Europe has had a bad year on the world stage. It's credibility is at a low ebb while that same world is loosing the battle against illicit drugs because the system the Western countries put into place 50 years ago in the form of UN Conventions and institutions have failed. Today, they are little more than a dysfunctional, scandal-ridden irrelevance, but capable of supporting extreme levels of violence against populations in the weaker countries. Presidents from a number of Latin American states, including Mexico and Colombia, have recently signed the Tuxtla Declaration, calling on  drug consuming countries to explore "all possible options, including market alternatives", i.e. forms of legalisation or regulation. The recently retired Secretary-General of the Council of Ministers and EU High Representative for the EU's external and security policy, Xavier Solana, is a member of the Global Commission on Drug Policy, which is calling for the same thing. The global drugs problem has reached a stage where serious and difficult policy changes are being debated. Not, it would seem, in the European Commission.

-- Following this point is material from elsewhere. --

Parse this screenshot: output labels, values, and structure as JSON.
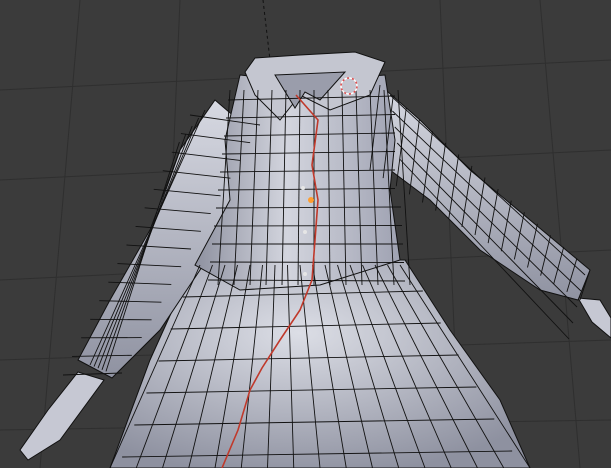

The Commission's policy statement is an embarrassment to intelligent European policy makers and people working in this field. It is also a comfort to the enemy, i.e. the criminals who makes a profit out of the huge illegal market the system provides them with. It is however also a comfort to those individuals, organisations, and countries - from dodgy bible-thumping preachers to the Kingdom of Sweden - who want to stick with the current  prohibitionist system if it kills them. The problem is, it just might, but do we want to go down with them?